Asian countries invested 28 billion Australian dollars with Australian managers; more than 11 billion Australian dollars from Japan alone. High withholding tax on Australian assets is a barrier to more flows.
The Asia Pacific has retained its position as the leading contributor of funds flowing into Australian Managed Investment Trusts, but with the region’s middle class growing and their appetite for financial services expected to boom, there is significant scope for Australia to capitalise on further opportunities in the region.
These are some of the observations in the 2016 Australian Investment Managers Cross-Border Flows Report, commissioned by Perpetual and the Financial Services Council. The annual Report, now its fifth edition, is undertaken to shed light on the implications of policy changes for the export of managed funds products to offshore investors.
Key Findings at a Glance
- Asia Pacific is the dominant source of cross-border fund inflows representing 62 percent.
- Overseas money flowing into Australian Managed Investment Trusts has grown at a compound rate of 17.8 percent per annum over the six year study period.
- Other fund managers were the biggest source of investment (48 percent) followed by pension funds (16 percent) and sovereign wealth and endowment funds (9 percent).
- The most popular asset class was Australian property with 31.1 percent (AUD 15.59 billion) of funds sampled, followed by Australian fixed interest and cash at 21.5 percent (AUD 10.75 billion).

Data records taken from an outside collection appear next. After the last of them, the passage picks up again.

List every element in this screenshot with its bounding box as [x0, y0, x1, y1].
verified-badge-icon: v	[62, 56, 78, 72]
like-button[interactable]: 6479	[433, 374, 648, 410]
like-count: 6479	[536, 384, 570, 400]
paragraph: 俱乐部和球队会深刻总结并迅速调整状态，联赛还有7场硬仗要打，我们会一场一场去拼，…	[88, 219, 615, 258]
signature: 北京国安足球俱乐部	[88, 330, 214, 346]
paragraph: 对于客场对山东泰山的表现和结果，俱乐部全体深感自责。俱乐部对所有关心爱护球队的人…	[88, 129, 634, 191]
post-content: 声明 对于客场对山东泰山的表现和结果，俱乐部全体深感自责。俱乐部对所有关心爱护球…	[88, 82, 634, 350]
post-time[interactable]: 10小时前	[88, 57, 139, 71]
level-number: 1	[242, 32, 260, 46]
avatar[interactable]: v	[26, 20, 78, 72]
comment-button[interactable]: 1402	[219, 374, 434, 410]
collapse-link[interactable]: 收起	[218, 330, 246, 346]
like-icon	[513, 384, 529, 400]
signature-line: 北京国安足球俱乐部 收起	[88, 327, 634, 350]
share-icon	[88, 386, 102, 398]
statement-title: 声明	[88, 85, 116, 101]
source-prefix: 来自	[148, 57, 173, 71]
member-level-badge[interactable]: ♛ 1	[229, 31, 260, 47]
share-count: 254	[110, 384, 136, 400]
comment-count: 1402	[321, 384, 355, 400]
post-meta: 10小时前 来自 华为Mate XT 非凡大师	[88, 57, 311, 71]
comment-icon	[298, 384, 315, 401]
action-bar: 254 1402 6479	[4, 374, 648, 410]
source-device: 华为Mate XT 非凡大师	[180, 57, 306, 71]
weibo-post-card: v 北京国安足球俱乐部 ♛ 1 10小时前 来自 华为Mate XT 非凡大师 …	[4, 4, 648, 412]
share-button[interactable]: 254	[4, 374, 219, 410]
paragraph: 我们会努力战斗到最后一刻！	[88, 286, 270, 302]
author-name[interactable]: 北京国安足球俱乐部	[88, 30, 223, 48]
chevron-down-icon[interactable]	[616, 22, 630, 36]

The report reinforces that although cross-border flows remain strong, more needs to be done to ensure Australia remains an attractive destination for foreign funds.
Outstanding Barriers
As a proportion of the 2.66 trillion Australian dollars of funds managed by Australian based managers, foreign investors still represent a very small proportion of just 3.4 percent. Of this, 38 percent is invested on Australian soil so the economic impact of growing this number is significant.
«The 2009 Johnson Report identified a number of reforms needed to promote local financial services products and expertise overseas. While new internationally recognised collective investment vehicles, the Asia Region Funds Passport and a recently released paper proposing the removal of non-resident withholding taxes are a step in the right direction; seven years on there are still a number of outstanding barriers to be removed,» FSC CEO Sally Loane (pictured above) said.